A similar phenomenon is happening in the drug industry as the patent cliff barrels, Irene-like, toward branded and generic drug manufacturers alike, forcing them to scramble for new sources of revenue in the coming years. According to IMS Health, $102 billion worth of drugs will face generic competition between 2011 and 2015. This presents problems for branded drug companies, which must find a new business model to replace the traditional blockbuster drug model, as well as generic drug companies, which will find themselves competing for an ever-dwindling pool of top-selling molecules. “The most important [trend] has been the wave of patent expiries,” IMS Health VP industry relations Doug Long told Drug Store News.


Chief among these is Pfizer’s Lipitor (atorvastatin calcium), a drug with sales more than $7 billion per year in the United States alone and which is scheduled to go generic by the end of this year. A chance remains that Ranbaxy, the company planning to launch the generic, might face delays in getting approval from the Food and Drug Administration due to concerns about problems at its manufacturing plants in India. Watson is planning to launch an authorized generic version of the drug around the same time.

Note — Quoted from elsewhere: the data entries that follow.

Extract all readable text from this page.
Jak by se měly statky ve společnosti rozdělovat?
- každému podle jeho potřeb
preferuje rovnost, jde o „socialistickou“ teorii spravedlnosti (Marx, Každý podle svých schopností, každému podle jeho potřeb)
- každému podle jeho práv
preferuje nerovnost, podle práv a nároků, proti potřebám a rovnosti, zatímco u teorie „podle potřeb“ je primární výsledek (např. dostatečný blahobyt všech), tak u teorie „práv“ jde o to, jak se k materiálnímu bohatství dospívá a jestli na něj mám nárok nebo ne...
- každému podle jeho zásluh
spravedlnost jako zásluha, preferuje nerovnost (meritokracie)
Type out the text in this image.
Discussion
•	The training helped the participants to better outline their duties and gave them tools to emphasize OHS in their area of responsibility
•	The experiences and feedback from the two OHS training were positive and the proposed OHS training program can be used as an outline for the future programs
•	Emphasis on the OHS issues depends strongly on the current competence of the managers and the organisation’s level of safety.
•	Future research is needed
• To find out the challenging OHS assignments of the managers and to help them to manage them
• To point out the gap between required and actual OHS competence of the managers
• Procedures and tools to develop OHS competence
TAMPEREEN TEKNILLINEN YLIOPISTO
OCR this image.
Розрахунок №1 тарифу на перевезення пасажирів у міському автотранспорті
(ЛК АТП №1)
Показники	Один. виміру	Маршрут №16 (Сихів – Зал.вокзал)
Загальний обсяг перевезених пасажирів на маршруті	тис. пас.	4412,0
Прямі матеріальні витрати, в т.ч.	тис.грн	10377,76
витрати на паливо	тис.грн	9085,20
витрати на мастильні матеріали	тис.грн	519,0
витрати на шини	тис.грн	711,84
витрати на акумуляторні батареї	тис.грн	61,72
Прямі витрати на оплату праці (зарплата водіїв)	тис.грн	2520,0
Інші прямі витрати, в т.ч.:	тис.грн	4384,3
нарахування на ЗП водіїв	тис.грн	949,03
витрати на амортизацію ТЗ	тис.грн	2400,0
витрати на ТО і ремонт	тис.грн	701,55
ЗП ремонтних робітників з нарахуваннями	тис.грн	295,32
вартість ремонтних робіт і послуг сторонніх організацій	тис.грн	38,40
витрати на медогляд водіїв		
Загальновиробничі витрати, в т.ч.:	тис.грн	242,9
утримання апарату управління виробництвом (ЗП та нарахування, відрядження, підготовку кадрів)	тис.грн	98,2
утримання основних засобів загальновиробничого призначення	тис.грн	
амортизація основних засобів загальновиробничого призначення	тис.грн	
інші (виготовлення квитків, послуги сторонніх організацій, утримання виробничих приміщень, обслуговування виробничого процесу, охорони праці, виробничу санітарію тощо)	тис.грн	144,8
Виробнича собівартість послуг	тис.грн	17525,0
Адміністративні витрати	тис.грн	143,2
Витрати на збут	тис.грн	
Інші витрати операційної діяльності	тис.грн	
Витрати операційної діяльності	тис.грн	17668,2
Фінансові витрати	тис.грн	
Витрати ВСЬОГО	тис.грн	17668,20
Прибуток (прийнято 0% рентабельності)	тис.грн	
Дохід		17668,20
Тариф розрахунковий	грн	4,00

After the patent cliff, one trend that will likely accelerate is consolidation among generic drug makers. “I think you’ll see more of those types of things,” Long said. “I think the market’s still not consolidated enough. When some of these small molecules [decrease] after 2014, there will be more mergers.”


One merger highlighted by Long was Par Pharmaceutical’s acquisition last month of Anchen Pharmaceuticals, a $410 million deal that gave Par access to Anchen’s portfolio of injectable drugs. While companies like Hospira have long specialized in generic injectables, it’s a field in which many generic companies may take an increasing interest in the years to come. “People are starting to expand outside the oral solid generic business and getting into other, more specialty types of generics, like injectables in particular,” Long said.


Authorized generics may represent another area of opportunity. To be sure, authorized generics are controversial in the generics business, with groups like the Generic Pharmaceutical Association opposing them. Authorized generics are branded drugs marketed under their generic names at a reduced price, usually through a third-party company, such as the case with Watson’s authorized generic version of Lipitor. Under the Hatch-Waxman Act of 1984, the first company to file and win approval from the FDA for a generic version of a drug gets 180 days in which to market the drug in direct competition with the branded version, after which any generic company can apply for approval of a generic version, eventually resulting in the molecule becoming commoditized. 


But with authorized generics, the branded company can compete with the generic company on two fronts: one with its branded version and one with the cheaper authorized generic marketed by a third-party company. A number of traditional generics companies, such as Watson and Sandoz, market authorized generics, while others, such as Prasco, specialize in them. Despite the GPhA’s opposition, a study by the Federal Trade Commission found that while a generic drug could drive down the cost of the average $100 prescription by between $18.30 and $81.70, an authorized generic could drive it down by a further $8.10.